The Modern Death of Civic-Mindedness

On Monday, I had a long stretch of document review that needed to be done at work.  As is my habit, I turned on a podcast for something to listen to, so that I would not “zone out” while staring at my screen for several hours.  One of my selections was a recording from RadioWest by KUER in Salt Lake City on “The Changing Face of Retirement.”  The substance of the conversation is not my topic, but rather one particularly interesting exchange between one of the guests, Dr. Ken Dycktwald, an expert in gerontology and economic issues relating to retirement, and a call-in listener.

The listener remarked that she had a good job but was approaching an age when she could retire and claim Social Security benefits.  Part of her job involved training young people to perform her job.  Her question for Dr.

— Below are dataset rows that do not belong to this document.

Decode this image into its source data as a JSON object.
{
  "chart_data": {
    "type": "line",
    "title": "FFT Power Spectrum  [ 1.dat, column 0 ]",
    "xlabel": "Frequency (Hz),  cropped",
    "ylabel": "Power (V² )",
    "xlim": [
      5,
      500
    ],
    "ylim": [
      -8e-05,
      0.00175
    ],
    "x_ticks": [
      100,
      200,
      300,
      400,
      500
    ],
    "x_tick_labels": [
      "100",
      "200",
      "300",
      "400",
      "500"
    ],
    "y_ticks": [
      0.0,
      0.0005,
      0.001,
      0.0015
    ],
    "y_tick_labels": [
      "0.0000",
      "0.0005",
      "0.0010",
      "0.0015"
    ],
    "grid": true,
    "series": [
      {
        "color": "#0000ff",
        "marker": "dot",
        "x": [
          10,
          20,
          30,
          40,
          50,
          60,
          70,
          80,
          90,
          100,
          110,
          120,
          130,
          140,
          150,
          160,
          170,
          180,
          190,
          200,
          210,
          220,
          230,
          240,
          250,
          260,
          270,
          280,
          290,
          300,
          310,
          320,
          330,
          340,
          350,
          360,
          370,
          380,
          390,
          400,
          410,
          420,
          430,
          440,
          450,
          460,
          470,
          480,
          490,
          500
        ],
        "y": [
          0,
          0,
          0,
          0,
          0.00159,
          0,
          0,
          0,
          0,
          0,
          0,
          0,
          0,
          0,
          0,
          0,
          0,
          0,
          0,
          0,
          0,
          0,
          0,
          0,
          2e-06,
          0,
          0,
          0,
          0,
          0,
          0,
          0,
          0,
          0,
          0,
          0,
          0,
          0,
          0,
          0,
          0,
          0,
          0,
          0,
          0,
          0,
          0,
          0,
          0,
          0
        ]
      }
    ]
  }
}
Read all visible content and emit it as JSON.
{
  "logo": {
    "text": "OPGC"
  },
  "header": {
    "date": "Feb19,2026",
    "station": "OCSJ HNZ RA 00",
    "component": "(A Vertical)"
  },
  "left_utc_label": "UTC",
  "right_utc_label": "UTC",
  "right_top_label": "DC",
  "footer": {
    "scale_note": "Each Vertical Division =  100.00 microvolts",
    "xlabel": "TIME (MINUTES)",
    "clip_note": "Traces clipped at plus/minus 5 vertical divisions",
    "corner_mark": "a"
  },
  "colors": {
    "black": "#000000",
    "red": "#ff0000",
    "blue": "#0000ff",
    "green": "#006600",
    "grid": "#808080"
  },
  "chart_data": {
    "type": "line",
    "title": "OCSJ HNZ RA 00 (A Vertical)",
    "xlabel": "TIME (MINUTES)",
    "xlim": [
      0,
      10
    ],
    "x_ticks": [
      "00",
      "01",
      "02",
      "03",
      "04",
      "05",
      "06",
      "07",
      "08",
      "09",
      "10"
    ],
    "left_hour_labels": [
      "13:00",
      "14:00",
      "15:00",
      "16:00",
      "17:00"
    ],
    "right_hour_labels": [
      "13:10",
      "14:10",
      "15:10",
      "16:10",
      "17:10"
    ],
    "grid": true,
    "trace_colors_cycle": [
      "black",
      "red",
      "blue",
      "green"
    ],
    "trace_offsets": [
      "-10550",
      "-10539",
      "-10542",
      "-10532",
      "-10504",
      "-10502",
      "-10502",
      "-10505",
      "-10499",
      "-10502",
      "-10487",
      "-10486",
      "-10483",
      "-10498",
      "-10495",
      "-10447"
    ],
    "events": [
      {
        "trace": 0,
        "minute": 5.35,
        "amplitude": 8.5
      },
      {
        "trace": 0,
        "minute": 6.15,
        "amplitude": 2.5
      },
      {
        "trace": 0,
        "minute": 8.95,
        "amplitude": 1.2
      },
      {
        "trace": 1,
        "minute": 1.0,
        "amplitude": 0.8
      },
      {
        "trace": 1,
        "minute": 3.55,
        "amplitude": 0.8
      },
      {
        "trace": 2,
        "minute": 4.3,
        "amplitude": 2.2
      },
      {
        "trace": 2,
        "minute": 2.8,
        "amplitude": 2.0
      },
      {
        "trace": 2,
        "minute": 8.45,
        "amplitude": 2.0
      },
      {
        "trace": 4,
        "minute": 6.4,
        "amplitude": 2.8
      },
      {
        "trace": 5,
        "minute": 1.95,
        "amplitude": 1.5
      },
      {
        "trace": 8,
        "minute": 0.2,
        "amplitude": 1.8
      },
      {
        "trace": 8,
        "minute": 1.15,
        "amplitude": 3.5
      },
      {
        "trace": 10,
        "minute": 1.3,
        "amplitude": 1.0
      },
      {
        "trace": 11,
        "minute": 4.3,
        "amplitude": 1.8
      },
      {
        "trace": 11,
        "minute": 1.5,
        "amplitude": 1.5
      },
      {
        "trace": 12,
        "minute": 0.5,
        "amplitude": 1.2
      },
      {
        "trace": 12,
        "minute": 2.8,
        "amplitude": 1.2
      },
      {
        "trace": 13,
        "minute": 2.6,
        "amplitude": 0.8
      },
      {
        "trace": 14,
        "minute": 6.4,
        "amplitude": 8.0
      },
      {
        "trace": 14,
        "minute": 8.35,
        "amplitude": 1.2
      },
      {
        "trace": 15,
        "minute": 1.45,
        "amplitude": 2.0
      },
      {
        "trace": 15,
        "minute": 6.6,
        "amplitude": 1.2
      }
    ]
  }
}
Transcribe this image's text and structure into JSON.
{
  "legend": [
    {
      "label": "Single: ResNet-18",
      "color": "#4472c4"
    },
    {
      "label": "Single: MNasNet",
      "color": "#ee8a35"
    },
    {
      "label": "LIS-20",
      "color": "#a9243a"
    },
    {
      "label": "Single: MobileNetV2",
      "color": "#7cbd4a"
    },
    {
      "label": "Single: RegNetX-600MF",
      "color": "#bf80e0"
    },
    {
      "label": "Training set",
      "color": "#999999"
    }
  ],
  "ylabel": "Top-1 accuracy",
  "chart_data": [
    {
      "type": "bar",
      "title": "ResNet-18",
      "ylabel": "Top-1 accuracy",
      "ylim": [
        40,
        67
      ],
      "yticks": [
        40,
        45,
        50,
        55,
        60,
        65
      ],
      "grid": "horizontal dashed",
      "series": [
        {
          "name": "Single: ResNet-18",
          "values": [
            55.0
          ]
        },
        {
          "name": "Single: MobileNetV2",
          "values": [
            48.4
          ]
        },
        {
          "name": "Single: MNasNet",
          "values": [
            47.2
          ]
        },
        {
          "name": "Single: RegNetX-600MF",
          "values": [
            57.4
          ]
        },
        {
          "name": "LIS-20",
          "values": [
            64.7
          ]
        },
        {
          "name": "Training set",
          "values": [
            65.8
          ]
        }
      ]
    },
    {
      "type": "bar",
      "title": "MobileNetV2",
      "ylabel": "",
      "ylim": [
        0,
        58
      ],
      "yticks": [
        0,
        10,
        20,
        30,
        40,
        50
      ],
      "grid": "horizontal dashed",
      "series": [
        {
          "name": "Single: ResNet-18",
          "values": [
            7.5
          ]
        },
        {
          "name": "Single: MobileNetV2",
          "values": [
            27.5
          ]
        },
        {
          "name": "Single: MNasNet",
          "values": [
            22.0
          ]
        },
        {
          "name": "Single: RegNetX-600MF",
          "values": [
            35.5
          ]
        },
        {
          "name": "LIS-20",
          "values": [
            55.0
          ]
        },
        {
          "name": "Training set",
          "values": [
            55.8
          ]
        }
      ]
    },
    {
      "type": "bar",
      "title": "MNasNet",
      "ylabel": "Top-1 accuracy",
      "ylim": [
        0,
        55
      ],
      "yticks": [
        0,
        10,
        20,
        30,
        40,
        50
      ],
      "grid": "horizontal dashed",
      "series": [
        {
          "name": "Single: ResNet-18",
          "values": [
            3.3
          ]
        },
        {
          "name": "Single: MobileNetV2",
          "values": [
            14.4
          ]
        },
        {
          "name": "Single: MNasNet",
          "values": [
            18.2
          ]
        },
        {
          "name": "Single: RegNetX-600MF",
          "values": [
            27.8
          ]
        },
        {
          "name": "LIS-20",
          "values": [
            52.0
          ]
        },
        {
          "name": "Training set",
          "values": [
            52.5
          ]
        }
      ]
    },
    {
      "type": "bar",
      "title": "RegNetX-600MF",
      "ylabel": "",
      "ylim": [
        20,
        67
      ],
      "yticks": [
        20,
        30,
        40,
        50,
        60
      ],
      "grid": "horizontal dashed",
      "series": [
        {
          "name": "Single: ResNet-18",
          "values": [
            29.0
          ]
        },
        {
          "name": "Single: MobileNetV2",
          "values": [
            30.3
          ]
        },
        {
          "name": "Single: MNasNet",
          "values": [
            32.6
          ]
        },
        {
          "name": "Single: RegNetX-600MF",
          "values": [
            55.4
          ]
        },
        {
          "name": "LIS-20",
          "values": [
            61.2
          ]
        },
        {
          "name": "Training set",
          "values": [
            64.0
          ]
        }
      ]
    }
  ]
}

Dycktwald was whether it would be better for society, in the context of the current economic and budgetary crisis, if she chose to retire and allow some younger person to take her job, or if she continued to work so that she was not drawing on Social Security so early in her life.  Dr. Dycktwald seemed somewhat perplexed by her question, simply because he had never yet encountered someone who seemed to take societal consequences for such decisions seriously as a factor in making those decisions, or at least more seriously than a personal preference for one option or the other.

Alas, the listener’s attitude is all too rare.  Serious reflection on what is best for society as a whole, even if not best for me and my family, is in seriously short supply these days.  The problem is particularly endemic in the United States, with its strong individualistic streak.  Of course, there are plenty of people who are willing to extrapolate their personal preferences onto the rest of society, passing off their own choices as what the rest of us ought to want.  That particular mode of thinking seems particularly ingrained in contemporary American society, and especially in its most vocal elements.  But could a more thoughtful contemplation of societal costs and benefits rationalize the tough decisions about economics and governmental budgets that we will inevitably face in the coming years?  Nothing would help more.